La tossina tifoide, causa di febbre enterica o tifo addominale e associata all’insorgenza di enteriti e nei casi più gravi di tumore epatobiliare, risulta avere sorprendentemente una funzione immuno-modulatrice, ossia riduce la risposta infiammatoria a livello intestinale, impendendo nella prima fase dell’infezione lo sviluppo di gravi enteriti. A dimostrarlo uno studio pubblicato su Plos Pathogens, realizzato da un team di ricerca internazionale che coinvolge 5 Paesi e 7 diverse istituzioni tra cui il Consiglio nazionale delle ricerche con l’Istituto di tecnologie biomediche (Itb-Cnr) di Segrate (Milano) e l’Istituto di biofisica (Ibf-Cnr) di Trento.
“La genotossina enterica prodotta dal batterio Salmonella Typhi è portatrice di un’infezione cronica e risulta associata all’insorgenza del tumore epatobiliare. Diversi studi hanno riportato che alcune infezioni croniche sono prodotte dall’azione diretta di tossine batteriche che, causando danni al DNA, possono anche portare alla progressione tumorale“, spiega Clarissa Consolandi, ricercatrice dell’Itb-Cnr che ha partecipato allo studio. “Il nostro gruppo di ricerca ha valutato gli effetti dell’infezione in vivo in modelli murini, scoprendo che la tossina tifoide espressa in vivo inaspettatamente favorisce la sopravvivenza dell’ospite (il topo infettato), e risulta anche associata ad una significativa riduzione di gravi enteriti nella prima fase dell’infezione, consentendo ai batteri di rimanere nell’ospite senza causare l’insorgenza di patologie“.

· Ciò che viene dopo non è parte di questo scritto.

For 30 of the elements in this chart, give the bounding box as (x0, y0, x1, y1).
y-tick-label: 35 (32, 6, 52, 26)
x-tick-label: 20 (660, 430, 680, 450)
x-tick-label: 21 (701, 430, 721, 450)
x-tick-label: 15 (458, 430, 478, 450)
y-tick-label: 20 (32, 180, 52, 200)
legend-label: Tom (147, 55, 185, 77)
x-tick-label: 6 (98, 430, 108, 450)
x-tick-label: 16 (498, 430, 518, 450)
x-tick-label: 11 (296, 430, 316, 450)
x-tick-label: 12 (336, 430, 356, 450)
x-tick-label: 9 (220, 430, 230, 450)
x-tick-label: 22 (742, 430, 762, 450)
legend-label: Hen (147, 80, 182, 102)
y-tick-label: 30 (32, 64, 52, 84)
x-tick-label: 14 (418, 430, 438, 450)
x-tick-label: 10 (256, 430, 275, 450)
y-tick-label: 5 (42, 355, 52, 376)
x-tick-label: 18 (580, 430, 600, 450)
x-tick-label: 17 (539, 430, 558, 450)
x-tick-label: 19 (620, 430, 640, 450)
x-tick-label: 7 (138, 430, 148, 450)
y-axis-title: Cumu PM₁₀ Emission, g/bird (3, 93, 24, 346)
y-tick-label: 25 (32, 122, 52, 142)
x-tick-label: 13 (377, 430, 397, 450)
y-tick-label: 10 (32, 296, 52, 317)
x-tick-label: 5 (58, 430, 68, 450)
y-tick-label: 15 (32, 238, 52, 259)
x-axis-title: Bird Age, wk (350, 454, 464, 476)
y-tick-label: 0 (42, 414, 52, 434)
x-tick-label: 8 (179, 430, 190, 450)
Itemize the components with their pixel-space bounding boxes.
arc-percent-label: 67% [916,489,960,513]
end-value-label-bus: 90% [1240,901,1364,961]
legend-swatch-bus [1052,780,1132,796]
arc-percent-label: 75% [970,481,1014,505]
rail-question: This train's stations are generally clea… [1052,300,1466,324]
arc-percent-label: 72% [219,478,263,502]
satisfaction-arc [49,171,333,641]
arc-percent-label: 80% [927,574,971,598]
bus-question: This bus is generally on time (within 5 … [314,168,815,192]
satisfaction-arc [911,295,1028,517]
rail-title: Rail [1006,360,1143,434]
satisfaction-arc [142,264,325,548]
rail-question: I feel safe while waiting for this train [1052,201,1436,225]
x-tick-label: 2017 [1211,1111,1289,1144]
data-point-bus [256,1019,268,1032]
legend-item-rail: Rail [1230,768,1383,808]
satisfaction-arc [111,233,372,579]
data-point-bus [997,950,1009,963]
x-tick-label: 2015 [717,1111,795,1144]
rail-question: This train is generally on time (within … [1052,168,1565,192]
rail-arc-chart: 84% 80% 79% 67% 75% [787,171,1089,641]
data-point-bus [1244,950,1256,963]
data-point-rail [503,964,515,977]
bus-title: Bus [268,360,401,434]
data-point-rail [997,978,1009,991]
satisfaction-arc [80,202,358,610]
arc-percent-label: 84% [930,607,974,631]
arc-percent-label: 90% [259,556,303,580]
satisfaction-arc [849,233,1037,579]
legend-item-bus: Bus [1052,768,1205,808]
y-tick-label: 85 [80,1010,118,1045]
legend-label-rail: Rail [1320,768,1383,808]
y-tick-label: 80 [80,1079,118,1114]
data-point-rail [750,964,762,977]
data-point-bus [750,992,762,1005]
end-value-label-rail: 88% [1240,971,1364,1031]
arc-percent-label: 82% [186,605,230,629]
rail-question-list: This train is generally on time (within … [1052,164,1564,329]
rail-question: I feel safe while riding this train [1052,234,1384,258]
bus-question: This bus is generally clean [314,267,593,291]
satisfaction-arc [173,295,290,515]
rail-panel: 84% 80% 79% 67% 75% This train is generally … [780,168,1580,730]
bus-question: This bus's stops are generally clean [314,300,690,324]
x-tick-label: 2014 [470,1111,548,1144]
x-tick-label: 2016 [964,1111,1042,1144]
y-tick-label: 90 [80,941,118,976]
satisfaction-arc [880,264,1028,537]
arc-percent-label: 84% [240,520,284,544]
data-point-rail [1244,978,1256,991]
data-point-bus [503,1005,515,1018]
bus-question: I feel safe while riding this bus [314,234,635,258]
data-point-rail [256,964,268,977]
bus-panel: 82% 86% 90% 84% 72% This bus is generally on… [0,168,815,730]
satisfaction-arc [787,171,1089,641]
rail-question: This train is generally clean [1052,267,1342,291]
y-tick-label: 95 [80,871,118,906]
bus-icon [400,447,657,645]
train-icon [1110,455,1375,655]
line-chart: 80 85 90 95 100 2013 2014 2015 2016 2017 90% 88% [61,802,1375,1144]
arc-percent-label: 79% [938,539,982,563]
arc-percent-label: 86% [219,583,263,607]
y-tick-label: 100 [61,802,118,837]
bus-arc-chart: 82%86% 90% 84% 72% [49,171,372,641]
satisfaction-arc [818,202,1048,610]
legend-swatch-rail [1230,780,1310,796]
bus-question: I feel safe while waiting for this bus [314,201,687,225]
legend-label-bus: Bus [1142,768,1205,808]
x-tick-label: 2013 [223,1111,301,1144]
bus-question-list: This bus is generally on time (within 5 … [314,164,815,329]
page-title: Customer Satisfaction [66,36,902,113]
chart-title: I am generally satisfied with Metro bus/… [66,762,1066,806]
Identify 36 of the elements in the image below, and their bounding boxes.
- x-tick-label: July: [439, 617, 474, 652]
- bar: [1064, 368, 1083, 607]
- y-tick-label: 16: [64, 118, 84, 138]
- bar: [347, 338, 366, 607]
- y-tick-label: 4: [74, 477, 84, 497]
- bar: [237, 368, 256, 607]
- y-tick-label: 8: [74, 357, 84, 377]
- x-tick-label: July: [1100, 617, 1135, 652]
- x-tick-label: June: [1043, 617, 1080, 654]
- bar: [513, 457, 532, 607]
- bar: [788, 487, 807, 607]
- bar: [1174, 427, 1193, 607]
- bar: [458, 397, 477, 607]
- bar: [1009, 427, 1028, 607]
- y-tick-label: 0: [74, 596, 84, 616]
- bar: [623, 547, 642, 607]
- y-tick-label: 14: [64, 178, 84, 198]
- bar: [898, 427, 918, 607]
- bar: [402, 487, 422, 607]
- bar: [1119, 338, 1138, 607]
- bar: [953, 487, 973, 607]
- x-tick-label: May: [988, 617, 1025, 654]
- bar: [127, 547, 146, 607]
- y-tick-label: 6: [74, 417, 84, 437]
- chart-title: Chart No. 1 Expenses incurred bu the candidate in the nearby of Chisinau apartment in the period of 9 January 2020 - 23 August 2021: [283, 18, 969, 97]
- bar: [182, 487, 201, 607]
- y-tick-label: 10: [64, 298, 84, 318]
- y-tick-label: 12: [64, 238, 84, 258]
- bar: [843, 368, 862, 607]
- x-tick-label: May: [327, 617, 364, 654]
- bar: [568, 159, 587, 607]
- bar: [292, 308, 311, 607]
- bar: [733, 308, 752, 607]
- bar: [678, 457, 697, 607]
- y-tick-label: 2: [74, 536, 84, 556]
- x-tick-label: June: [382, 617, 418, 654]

L’uomo è l’unico vettore della febbre tifoide che, se non trattata, ha un tasso di mortalità superiore al 10%. “Durante l’infezione, nei soggetti affetti da questa malattia, i batteri passano nel sangue e nell’intestino, poi nelle feci e nelle urine, permettendo la trasmissione dell’infezione ad altri individui e causando come abbiamo detto anche lo sviluppo della patologia tumorale a carico di fegato e bile. “Pertanto, risulta a questo punto fondamentale analizzare a fondo la correlazione tra infezioni batteriche e sviluppo tumorale, per poter, in futuro, procedere a mettere a punto trattamenti preventivi e curativi sull’uomo“, conclude la ricercatrice.